At Interop in 2010 you had a big push around supporting cloud called the Dynamic Services Model. What is DSM?

Dynamic Services Model is this concept of being able to dynamically see what's happening in the network at the application level. And I always emphasize that because that's very hard to do. It's really the whole concept of the strategic control point. We know what's happening in the solution and we know what's happening in the application. That allows you to provision things online, it allows you to move users from one data center to the other based on policies. It allows you to have a policy for access, policies for security as well. It's very dynamic in nature, and not just within the data center and not just within a pool of servers, but across data centers.

How does DSM make cloud better or more possible?

First of all we view the whole cloud concept as really an extension of the larger concept of data center consolidation - companies taking as many as 100 data centers and reducing them down to, say, 10. They do that using virtualization technology to optimize the number of servers, reduce the number of actual servers but increase the number of virtual servers, effectively commoditizing the server world. You can also build your solutions in the cloud. And the solutions may be as simple as, say, pools of servers, or infrastructure as a service or software as a service.
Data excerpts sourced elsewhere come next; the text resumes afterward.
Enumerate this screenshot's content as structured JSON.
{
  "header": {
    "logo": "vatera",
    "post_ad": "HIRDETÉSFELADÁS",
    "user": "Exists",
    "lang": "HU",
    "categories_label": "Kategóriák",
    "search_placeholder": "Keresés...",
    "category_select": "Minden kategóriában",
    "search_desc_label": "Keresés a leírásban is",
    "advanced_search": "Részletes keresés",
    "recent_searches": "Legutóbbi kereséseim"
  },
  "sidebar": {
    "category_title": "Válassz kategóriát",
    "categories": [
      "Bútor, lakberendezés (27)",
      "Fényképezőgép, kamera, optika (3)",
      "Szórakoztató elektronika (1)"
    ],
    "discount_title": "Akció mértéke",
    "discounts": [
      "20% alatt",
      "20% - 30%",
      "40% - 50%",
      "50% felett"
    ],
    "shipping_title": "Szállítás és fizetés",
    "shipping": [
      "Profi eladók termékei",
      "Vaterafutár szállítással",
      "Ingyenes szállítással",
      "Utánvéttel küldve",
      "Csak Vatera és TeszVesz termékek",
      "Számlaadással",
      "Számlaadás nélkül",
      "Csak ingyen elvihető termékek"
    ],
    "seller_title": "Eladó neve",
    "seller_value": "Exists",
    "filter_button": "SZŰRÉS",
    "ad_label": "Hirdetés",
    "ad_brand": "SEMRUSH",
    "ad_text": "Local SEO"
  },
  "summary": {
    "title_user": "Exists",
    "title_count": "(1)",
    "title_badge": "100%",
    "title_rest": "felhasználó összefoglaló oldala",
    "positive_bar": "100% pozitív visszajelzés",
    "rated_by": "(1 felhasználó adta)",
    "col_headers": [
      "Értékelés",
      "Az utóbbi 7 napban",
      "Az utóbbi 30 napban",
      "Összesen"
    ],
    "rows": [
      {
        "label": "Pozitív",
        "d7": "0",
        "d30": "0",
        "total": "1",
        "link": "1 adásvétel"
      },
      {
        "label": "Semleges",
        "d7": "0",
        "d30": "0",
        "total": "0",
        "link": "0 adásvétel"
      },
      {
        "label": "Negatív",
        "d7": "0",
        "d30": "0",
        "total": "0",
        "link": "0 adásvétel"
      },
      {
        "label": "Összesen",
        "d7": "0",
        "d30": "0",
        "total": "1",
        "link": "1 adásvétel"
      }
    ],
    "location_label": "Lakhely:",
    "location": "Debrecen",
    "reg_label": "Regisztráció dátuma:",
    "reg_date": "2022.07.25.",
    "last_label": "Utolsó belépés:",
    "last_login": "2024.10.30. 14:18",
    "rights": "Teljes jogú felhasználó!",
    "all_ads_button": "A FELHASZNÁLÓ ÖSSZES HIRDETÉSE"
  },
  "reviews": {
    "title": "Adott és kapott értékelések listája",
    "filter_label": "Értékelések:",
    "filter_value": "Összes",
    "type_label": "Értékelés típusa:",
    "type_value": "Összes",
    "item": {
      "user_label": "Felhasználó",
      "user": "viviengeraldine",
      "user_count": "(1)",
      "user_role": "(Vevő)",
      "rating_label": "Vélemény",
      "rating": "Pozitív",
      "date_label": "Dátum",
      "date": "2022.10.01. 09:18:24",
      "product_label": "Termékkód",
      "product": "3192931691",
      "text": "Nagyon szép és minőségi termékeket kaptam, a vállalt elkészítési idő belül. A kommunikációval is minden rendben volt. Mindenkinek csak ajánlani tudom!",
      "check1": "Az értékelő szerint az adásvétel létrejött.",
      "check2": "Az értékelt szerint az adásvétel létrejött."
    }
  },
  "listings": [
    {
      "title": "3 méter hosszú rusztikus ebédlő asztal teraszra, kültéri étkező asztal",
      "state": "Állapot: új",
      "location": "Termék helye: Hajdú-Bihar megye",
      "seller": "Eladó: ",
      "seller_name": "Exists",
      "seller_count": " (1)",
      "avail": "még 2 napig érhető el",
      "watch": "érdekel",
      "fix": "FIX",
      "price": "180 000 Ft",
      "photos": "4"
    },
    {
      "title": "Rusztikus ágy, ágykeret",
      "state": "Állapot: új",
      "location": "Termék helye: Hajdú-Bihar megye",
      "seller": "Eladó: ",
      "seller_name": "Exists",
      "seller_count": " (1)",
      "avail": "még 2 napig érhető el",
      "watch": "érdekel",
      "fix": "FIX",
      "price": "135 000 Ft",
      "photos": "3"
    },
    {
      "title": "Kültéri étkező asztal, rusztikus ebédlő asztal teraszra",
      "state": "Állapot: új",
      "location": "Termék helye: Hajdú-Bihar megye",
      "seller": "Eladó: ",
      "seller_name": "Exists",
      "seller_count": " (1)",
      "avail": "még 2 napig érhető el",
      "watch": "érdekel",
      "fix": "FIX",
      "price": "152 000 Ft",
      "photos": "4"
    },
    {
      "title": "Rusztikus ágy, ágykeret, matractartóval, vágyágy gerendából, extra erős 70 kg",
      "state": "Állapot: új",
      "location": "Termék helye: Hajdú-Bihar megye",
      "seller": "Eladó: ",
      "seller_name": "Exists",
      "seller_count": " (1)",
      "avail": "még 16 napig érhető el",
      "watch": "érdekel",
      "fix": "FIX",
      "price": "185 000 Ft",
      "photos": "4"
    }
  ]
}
You don't have to have them within the data center, you can have them in the cloud. What we're seeing is definitely that the first move is typically infrastructure as a service. For your whole organization globally, you have a private cloud of infrastructure that might be more servers, more disk capability. Let's say that you have all these files that you've been storing in your data center and you're storing them on pretty expensive storage devices, typically the NAS storage devices from companies like EMC. The chances of you accessing that data are pretty small but you can't delete it for compliance reasons. Or you've built some policies that say if we haven't accessed these files for the last eight months, there's less likelihood of accessing them so we want to put them in much less expensive storage in the cloud. And that can be private or public. Our products have policies that allow you to do that, totally transparently so you don't need to change any software, the user doesn't need to know that the files are not sitting near them, that they may be within the private cloud rather than on your storage within the data center.

This is very, very significant for public clouds where you can basically have software versions of our solution within the public cloud that can be spun up as needed. You can have hardware functions that work in concert with a software function as a hybrid. That goes back to this Virtual Cluster Multiprocessing I was talking about. We have the ability to be almost an arms dealer in the public cloud with products that do what we do in the data center. Let's say you're a business. You don't want to buy servers, you don't want to buy the application and you want to use the public cloud. Our products sit within the public cloud and as you add more users or you ask for more performance, our products actually do a lot of the provisioning from the cloud to do that for you.